Para o lugar de López Benegas, o ministro designou Alfredo Eustaquio Rodríguez – que ocupava o cargo de vice-diretor do presídio de Tucumbú, em Assunção – empossado ainda ontem. O ex-diretor nega as acusações.
As denúncias contra López Benegas motivaram duas rebeliões no presídio de Ciudad del Este entre o final de dezembro e o último dia 3. Os presos denunciavam a prática de maus-tratos e tortura, além de superlotação, falta de assistência jurídica e demora no julgamento dos processos. A capacidade do presídio é para apenas 225 pessoas.

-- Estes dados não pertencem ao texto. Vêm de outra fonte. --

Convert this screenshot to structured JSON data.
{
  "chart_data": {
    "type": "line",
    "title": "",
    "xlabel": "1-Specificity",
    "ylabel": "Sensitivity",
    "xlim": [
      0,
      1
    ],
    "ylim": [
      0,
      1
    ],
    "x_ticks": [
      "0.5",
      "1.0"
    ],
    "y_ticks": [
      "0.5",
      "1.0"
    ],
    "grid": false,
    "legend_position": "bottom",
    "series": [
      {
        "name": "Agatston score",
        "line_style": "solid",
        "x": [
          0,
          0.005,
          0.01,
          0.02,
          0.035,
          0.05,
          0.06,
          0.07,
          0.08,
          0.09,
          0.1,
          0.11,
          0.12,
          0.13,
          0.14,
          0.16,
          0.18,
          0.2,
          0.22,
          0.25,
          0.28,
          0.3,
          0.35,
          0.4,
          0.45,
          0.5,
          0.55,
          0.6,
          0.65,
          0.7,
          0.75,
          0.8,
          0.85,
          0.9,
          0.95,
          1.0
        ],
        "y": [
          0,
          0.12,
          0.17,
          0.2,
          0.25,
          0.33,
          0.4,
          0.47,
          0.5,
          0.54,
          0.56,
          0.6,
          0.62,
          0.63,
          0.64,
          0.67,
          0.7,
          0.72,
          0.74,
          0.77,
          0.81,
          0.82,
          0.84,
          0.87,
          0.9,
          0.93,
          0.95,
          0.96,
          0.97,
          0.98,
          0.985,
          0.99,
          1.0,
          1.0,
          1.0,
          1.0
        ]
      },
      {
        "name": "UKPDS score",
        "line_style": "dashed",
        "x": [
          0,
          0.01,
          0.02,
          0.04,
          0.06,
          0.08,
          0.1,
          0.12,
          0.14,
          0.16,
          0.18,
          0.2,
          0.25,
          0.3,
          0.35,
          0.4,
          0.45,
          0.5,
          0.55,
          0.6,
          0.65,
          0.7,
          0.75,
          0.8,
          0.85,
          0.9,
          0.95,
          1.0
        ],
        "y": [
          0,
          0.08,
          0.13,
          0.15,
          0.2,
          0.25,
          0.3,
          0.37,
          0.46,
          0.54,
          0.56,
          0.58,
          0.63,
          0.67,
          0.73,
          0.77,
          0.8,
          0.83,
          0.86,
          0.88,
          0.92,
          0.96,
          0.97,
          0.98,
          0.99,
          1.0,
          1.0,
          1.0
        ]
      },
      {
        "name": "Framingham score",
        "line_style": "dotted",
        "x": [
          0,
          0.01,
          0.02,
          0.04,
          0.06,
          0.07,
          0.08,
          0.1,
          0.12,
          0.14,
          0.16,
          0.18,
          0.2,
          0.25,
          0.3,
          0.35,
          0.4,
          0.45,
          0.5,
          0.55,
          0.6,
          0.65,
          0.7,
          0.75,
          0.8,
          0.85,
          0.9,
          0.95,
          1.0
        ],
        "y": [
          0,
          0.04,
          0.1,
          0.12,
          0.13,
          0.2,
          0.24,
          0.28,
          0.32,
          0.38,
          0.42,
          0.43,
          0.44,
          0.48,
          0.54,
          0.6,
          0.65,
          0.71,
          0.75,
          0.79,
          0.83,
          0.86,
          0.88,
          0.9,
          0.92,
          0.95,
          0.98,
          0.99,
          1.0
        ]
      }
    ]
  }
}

Nas duas rebeliões, os presos exigiam a saída do antigo diretor. Durante a transferência de 23 detentos - acusados de serem os líderes da primeira rebelião - para Assunção, eles teriam sido espancados por policiais, sob ordem de López Benegas. Dois dos transferidos estão internados em estado grave e um deles, se sobreviver, pode ficar cego de um olho.
No grupo de transferidos estão três brasileiros - Carlos Alexandre de Godoi, Antônio Carlos Alves da Silva e Renato Pereira Gonçalves.